The Reserve Bank of India (RBI) announced a huge 75 basis points rate cut on March 27, bringing it to 4.40 percent from 5.15 percent.
Announcing a series of measures to ensure liquidity and stability in the country’s financial system as India battles coronavirus, the Reserve Bank of India (RBI) governor Shaktikanta Das said the monetary policy committee (MPC) met almost a week ahead of the scheduled date.
The RBI said that despite ample liquidity in the system, its distribution was highly asymmetrical.
“To help banks tide over the disruption caused by COVID-19, it has been decided to reduce the cash-reserve-ratio (CRR) of all banks by 100 bps to 3 percent of net demand and time liabilities (NDTL) with effect from March 28 for a period of one year,” Das said.
This reduction would release primary liquidity of about Rs 1.37 lakh crore uniformly across the banking system in proportion to liabilities of the constituents rather than in relation to their holding of excess SLR.
The Reserve Bank of India, on March 27, made the big announcement that the Indian middle class and small entrepreneurs have been waiting for.
The RBI governor has said that all banking institutions can offer three-month moratorium on all loans for a period of three months. The RBI has also allowed banks to restructure the working capital cycle for companies without worrying that these will have to be classified as NPA.

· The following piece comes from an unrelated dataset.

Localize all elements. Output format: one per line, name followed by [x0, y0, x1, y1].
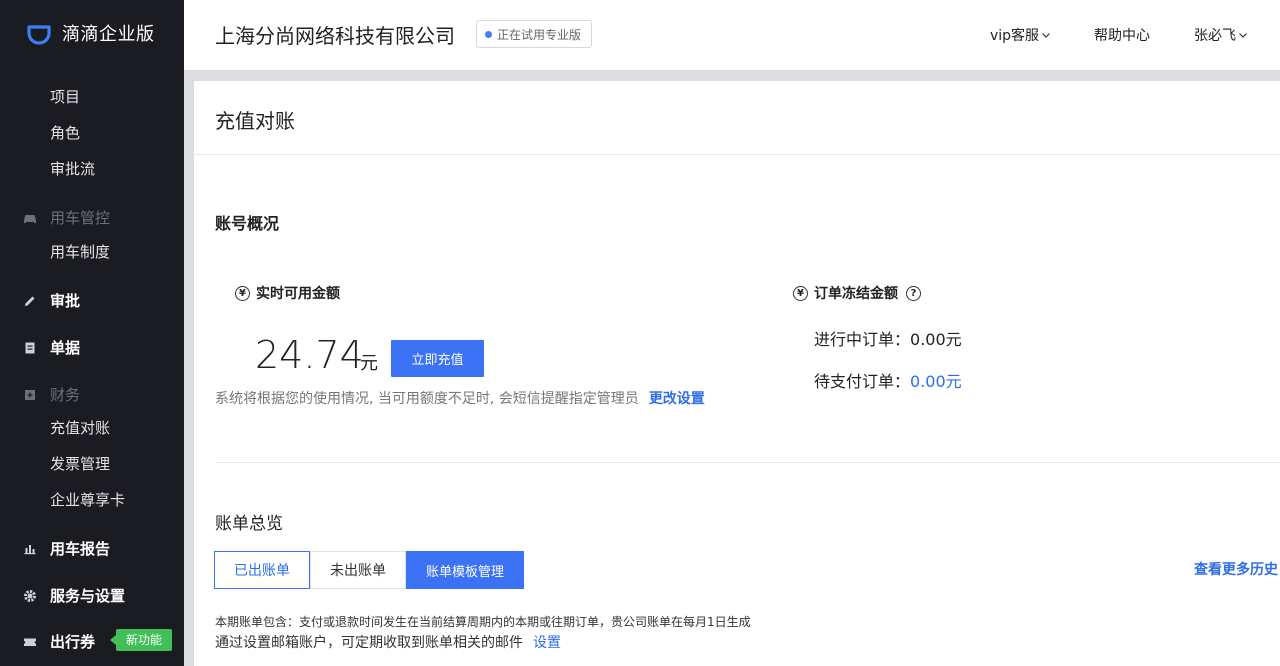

This announcement is big since the economy is under hardship and reeling under job losses and industrial shutdown. The three-month moratorium will permit banks to avoid a large onset of NPAs during the 21-day lockdown and keep their books healthy.
For borrowers too, the three-month moratorium will be helpful to ease the burden on their savings and avoid the fear of turning defaulters. This is the big stimulus the small industry and working middle class have been waiting for.